Now we need to acknowledge the risks. This is a single asset company. If there is an operational disaster at Didipio it is not going to be fun to be a shareholder. If there is a natural disaster in the Philippines near the mine, or the Philippines decides not to wait until 2044 to recut the economics (I consider unlikely) those are the big three risks.
Personally the koala is comfortable accepting those risks.
Now one word on the dividend policy. The koala is normally partial to buybacks but sometimes circumstances don’t allow for it. After all investing in natural resources comes down to three basic things:
1) Comfortable view on the price deck
2) Confidence in management’s ability to execute the operating plan
3) Confidence in management to not light money on fire
The last one is a big one especially in gold as management teams in the sector have a habit of deploying capital poorly. See again the GDX v GLD chart mentioned at the beginning, the sector seems incapable of compounding capital to create value.
But hey, here OceanaGold needs this free cash flow hence the dividend policy. This was ~50% of OGC free cash flow in 3Q 2024. How that is when gold prices are where they are and on a $/oz basis this is there most profitable mine I’m not entirely sure but the Koala would rather own OGP at a $567 million market cap than OGC at a ~US$2.1 billion market cap.

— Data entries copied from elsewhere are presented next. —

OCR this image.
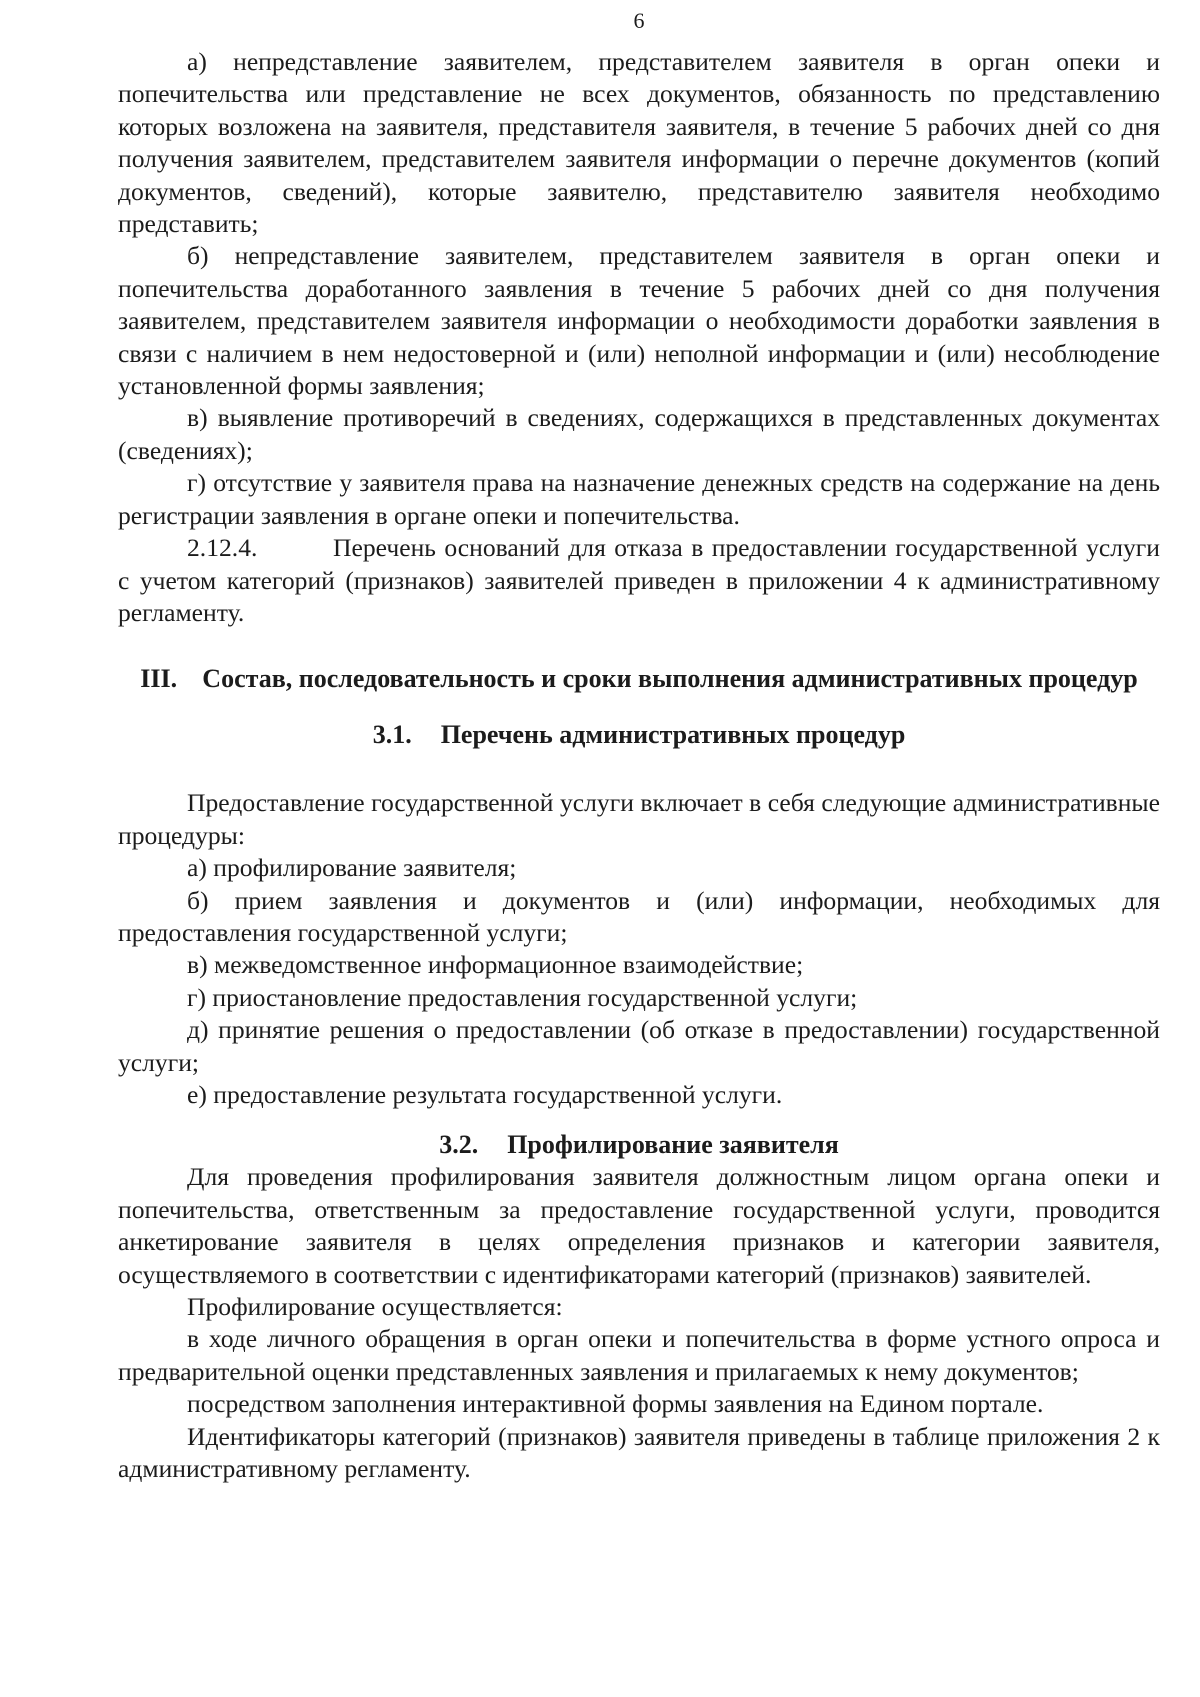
6

а) непредставление заявителем, представителем заявителя в орган опеки и попечительства или представление не всех документов, обязанность по представлению которых возложена на заявителя, представителя заявителя, в течение 5 рабочих дней со дня получения заявителем, представителем заявителя информации о перечне документов (копий документов, сведений), которые заявителю, представителю заявителя необходимо представить;

б) непредставление заявителем, представителем заявителя в орган опеки и попечительства доработанного заявления в течение 5 рабочих дней со дня получения заявителем, представителем заявителя информации о необходимости доработки заявления в связи с наличием в нем недостоверной и (или) неполной информации и (или) несоблюдение установленной формы заявления;

в) выявление противоречий в сведениях, содержащихся в представленных документах (сведениях);

г) отсутствие у заявителя права на назначение денежных средств на содержание на день регистрации заявления в органе опеки и попечительства.

2.12.4.	Перечень оснований для отказа в предоставлении государственной услуги с учетом категорий (признаков) заявителей приведен в приложении 4 к административному регламенту.

III. Состав, последовательность и сроки выполнения административных процедур
3.1. Перечень административных процедур

Предоставление государственной услуги включает в себя следующие административные процедуры:

а) профилирование заявителя;

б) прием заявления и документов и (или) информации, необходимых для предоставления государственной услуги;

в) межведомственное информационное взаимодействие;

г) приостановление предоставления государственной услуги;

д) принятие решения о предоставлении (об отказе в предоставлении) государственной услуги;

е) предоставление результата государственной услуги.

3.2. Профилирование заявителя

Для проведения профилирования заявителя должностным лицом органа опеки и попечительства, ответственным за предоставление государственной услуги, проводится анкетирование заявителя в целях определения признаков и категории заявителя, осуществляемого в соответствии с идентификаторами категорий (признаков) заявителей.

Профилирование осуществляется:

в ходе личного обращения в орган опеки и попечительства в форме устного опроса и предварительной оценки представленных заявления и прилагаемых к нему документов;

посредством заполнения интерактивной формы заявления на Едином портале.

Идентификаторы категорий (признаков) заявителя приведены в таблице приложения 2 к административному регламенту.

As for an informal price target or fair value estimate. The koala thinks the real value here is probably PHP 29.00 which would be a 12.5% free cash flow yield. That is basically the koala’s view that the production levels we see 2025-2030 are likely to continue albeit maybe with slightly higher costs through the 2030s. That would be almost 100% upside from current levels.

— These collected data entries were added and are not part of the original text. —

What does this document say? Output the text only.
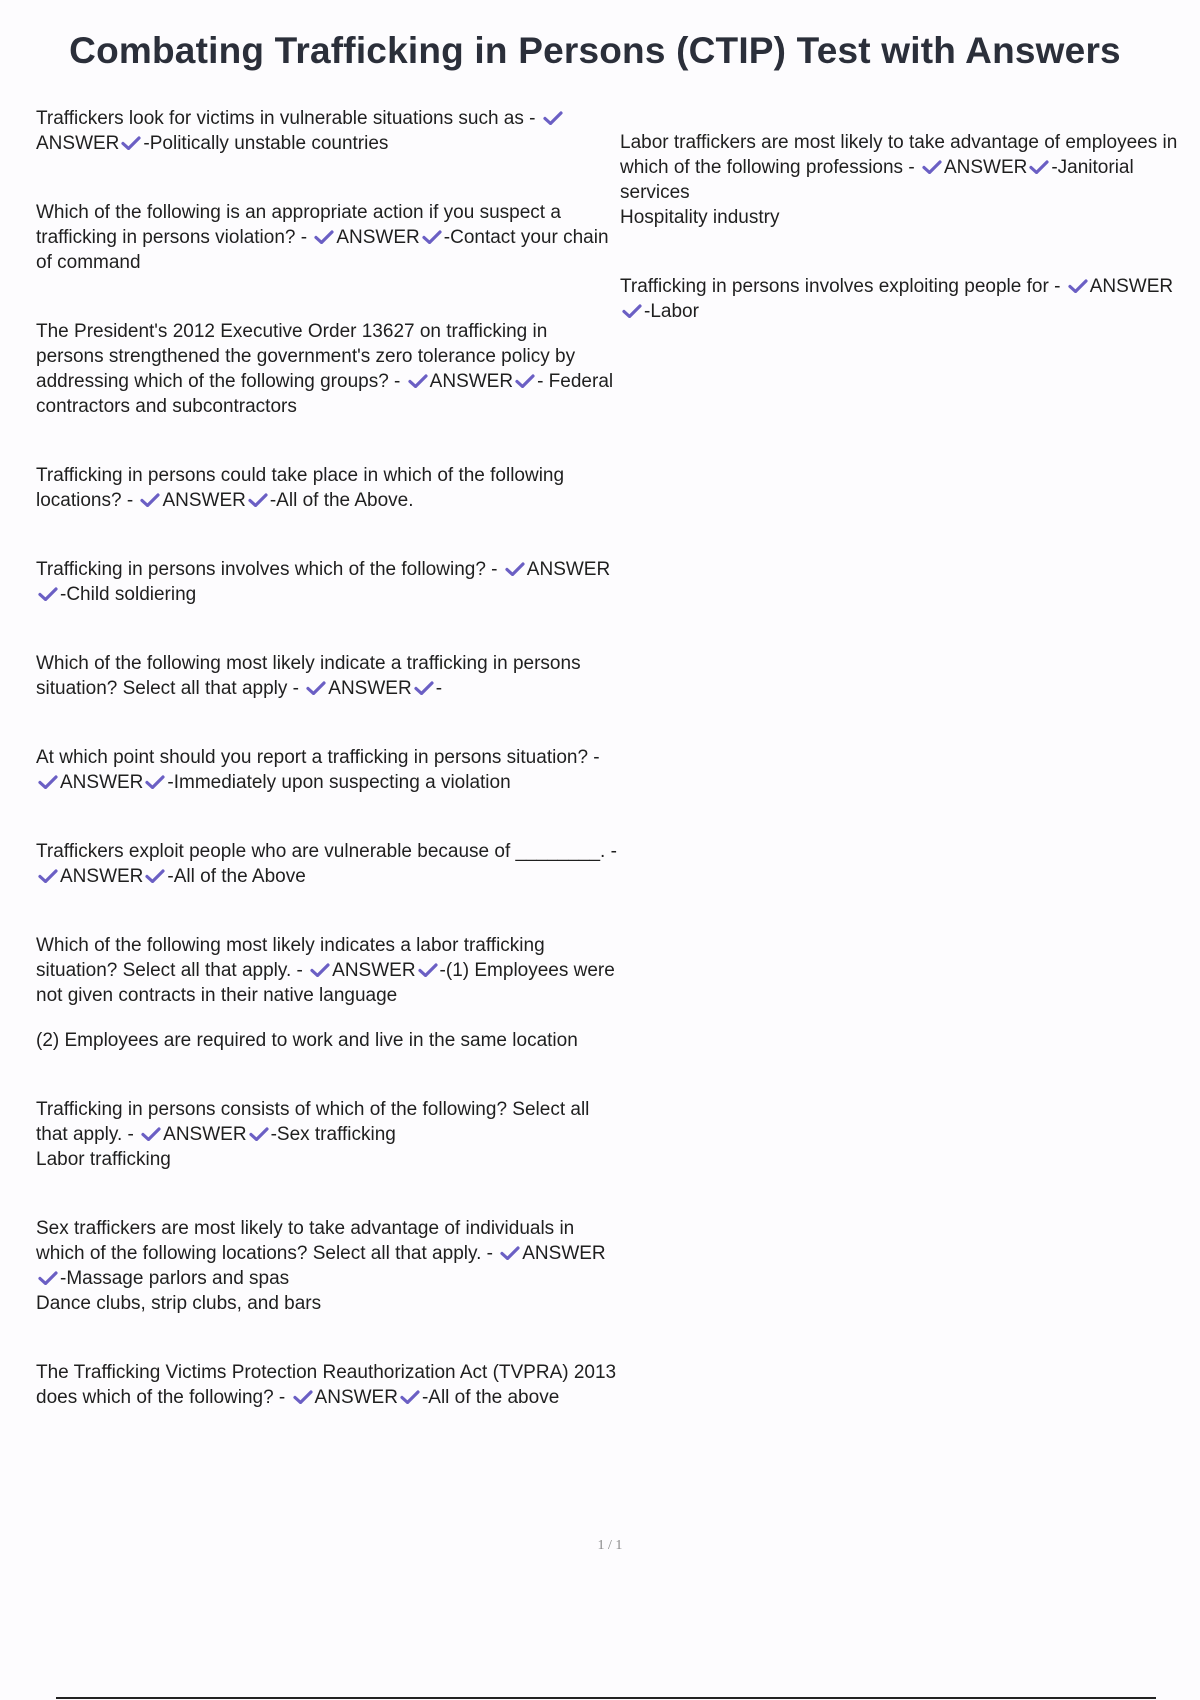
Combating Trafficking in Persons (CTIP) Test with Answers

Traffickers look for victims in vulnerable situations such as -
ANSWER -Politically unstable countries

Which of the following is an appropriate action if you suspect a trafficking in persons violation? - ANSWER -Contact your chain of command

The President's 2012 Executive Order 13627 on trafficking in persons strengthened the government's zero tolerance policy by addressing which of the following groups? - ANSWER - Federal contractors and subcontractors

Trafficking in persons could take place in which of the following locations? - ANSWER -All of the Above.

Trafficking in persons involves which of the following? - ANSWER
-Child soldiering

Which of the following most likely indicate a trafficking in persons situation? Select all that apply - ANSWER -

At which point should you report a trafficking in persons situation? -
ANSWER -Immediately upon suspecting a violation

Traffickers exploit people who are vulnerable because of ________. -
ANSWER -All of the Above

Which of the following most likely indicates a labor trafficking situation? Select all that apply. - ANSWER -(1) Employees were not given contracts in their native language
(2) Employees are required to work and live in the same location

Trafficking in persons consists of which of the following? Select all that apply. - ANSWER -Sex trafficking
Labor trafficking

Sex traffickers are most likely to take advantage of individuals in which of the following locations? Select all that apply. - ANSWER
-Massage parlors and spas
Dance clubs, strip clubs, and bars

The Trafficking Victims Protection Reauthorization Act (TVPRA) 2013 does which of the following? - ANSWER -All of the above

Labor traffickers are most likely to take advantage of employees in which of the following professions - ANSWER -Janitorial services
Hospitality industry

Trafficking in persons involves exploiting people for - ANSWER
-Labor

1 / 1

Now more practically and commercially, how about we just call it 1x 5% after-tax NAV using $2600 gold an $4.20 copper which would be US$753MM market cap, or ~20 PHP for 34% upside, and enjoy an 18% free cash flow yield going forward as the mine plan is updated every 2-3 years to show the reserve and resource is not rapidly depleting.
UPDATE – FEBRUARY 2025
And from when the koala wrote this in November to publishing it now in February, gold is now closer to $3,000/oz than it is to $2,800/oz.

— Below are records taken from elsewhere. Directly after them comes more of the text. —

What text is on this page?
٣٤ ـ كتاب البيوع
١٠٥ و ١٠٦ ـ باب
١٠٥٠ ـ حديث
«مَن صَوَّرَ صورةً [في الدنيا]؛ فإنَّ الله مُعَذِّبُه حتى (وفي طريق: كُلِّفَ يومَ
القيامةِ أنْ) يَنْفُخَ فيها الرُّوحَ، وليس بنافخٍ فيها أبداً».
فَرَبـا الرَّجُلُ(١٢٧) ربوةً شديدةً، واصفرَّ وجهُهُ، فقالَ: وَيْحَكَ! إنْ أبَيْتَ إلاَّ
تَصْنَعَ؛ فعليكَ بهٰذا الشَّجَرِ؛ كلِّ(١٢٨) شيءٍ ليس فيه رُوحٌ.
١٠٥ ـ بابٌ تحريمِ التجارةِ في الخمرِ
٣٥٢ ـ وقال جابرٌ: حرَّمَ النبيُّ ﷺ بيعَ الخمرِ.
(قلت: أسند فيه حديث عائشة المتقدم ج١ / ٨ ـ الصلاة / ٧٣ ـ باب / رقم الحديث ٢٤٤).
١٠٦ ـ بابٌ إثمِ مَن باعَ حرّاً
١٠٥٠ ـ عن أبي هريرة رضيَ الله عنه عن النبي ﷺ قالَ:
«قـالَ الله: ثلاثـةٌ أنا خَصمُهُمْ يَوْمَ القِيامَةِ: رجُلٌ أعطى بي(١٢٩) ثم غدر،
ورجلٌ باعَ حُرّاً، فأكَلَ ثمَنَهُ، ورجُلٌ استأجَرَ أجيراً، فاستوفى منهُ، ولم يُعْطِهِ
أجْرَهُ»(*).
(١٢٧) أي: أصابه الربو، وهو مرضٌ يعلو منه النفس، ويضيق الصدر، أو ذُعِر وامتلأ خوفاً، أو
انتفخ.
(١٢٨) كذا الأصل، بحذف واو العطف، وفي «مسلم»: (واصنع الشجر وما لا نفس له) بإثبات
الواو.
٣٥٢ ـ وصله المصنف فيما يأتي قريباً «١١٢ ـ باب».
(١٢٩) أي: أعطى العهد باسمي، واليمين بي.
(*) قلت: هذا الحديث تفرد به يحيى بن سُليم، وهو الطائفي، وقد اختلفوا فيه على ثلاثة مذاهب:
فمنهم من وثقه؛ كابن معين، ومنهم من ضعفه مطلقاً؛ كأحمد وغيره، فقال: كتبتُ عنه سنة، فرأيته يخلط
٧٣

At $2,900 gold and $4.75/lb copper, at PHP 17.00 share price, the koala estimates a FCF yield of 25% in 2025. That implies a dividend yield in excess of 20%. And we haven’t touched at all on the legislation in Manila awaiting Presidential signature from earlier in 2025 that may reduce dividend withholding tax for foreign investors from 25% to 10%.
The stock today at PHP17 (while we await the 4Q 2024 dividend declaration this week which should come with OceanaGold 4Q 2024 earnings) basically reflects that gold and copper prices are higher, no valuation uplift or recognition in the market for the mine plan upside the koala has flagged here or just the broader re-rating an asset of this quality deserves.
The Koala estimates 5% spot copper and gold price NAV under the CURRENT mine plan is ~$900 million versus a market cap of ~$650 million. And the mine plan is conservative.
Do your current gold producer equities have this sort of EBITDA and free cash flow margin per ounce at this sort of P/NAV valuation with a disciplined capital allocation framework?
The koala asks the same question it (internally) asked in November 2024 at $2600 gold and $4.20 copper, why isn’t this a PHP29-30 / share stock?
Thx for the idea, too bad, that this one is not tradeable on Ibkr.